The compromises are that I expose myself. I might not get many likes. People might judge me. There are so many social dynamics

Barasch said people seeing their own little badges may help in the short term, but it’s hard to imagine a long-term impact unless it comes with another benefit or reward.

“The trade-offs are that I expose myself. I might not get a lot of likes. People might judge me. There are so many social dynamics,” Barasch said.

A Meta spokesperson acknowledged that the tools wouldn’t be useful to all creators, but said they had seen them help creators who are just starting out and that, overall, Instagram wanted to do more to give creators advice to achieve their goals. On the gamification front, the spokesperson said the “last thing” the company wanted to do was add more pressure on creators and emphasized that the features were optional, private and relatively low-stakes.

“This is a feature intended to help creators set goals in the app, as we are already seeing creators do this themselves when setting personal challenges,” the spokesperson said . “We want to help creators set the appropriate goals and milestones that we believe will help them succeed on the platform.”

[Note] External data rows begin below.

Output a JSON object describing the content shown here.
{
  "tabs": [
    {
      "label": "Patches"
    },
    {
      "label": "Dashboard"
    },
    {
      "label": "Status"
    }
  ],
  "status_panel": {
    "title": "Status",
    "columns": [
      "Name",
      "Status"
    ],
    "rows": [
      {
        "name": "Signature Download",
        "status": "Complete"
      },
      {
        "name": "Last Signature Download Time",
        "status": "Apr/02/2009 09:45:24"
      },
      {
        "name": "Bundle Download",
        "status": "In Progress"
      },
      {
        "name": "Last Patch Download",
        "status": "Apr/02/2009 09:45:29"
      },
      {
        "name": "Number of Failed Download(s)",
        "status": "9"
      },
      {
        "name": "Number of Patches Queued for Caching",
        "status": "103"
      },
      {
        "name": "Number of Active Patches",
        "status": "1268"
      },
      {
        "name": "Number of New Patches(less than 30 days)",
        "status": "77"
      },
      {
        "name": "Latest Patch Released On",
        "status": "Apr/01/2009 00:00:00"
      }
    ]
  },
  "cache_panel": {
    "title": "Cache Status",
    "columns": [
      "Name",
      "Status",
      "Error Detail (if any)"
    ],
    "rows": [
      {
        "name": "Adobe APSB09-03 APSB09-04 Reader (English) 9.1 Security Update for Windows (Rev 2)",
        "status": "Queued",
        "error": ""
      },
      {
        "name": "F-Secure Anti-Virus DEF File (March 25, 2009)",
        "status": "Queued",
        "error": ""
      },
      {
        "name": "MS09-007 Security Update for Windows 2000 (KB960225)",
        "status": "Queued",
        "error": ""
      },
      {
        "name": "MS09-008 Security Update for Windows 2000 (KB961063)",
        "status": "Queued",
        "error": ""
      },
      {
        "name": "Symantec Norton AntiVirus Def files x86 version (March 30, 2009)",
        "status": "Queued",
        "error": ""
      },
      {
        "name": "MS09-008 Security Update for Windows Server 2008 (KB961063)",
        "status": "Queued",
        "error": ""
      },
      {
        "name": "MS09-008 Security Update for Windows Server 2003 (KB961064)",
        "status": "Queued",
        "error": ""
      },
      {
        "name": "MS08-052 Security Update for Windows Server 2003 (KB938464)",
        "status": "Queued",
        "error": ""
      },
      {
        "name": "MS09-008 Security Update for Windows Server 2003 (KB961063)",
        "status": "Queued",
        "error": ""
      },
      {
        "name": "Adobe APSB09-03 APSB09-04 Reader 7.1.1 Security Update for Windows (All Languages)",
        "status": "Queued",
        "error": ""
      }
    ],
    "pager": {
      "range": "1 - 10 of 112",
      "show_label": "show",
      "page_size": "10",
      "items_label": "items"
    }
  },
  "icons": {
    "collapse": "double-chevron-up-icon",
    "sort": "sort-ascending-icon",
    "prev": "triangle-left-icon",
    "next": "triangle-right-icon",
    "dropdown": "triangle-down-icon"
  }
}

Ultimately, Instagram badges aren’t the end of the world. At best, they’re just hamburgers. At worst, they seem a little lame and add to the vibe that Instagram is becoming a platform for old people. Grant sent me a screenshot of her achievements, none of which she has earned yet, and noted that she had never looked at them before I asked her about them. I texted my most famous friend on Instagram – who has a business account – to ask about her badges, and she sent me a screenshot of something different because she didn’t know what I was talking about.

Instagram badges are not yet widely available to all users, and a Meta spokesperson said they had nothing to share about whether they eventually would be. In the meantime, the question of badges seems rather neutral, even negative. Of all the accomplishments to worry about, publishing a story seven days in a row isn’t a particularly ambitious step, and it’s difficult to gamify a social media landscape that is already, by and large, a game.


Emilie Stewart is a senior correspondent at Business Insider, writing about business and economics.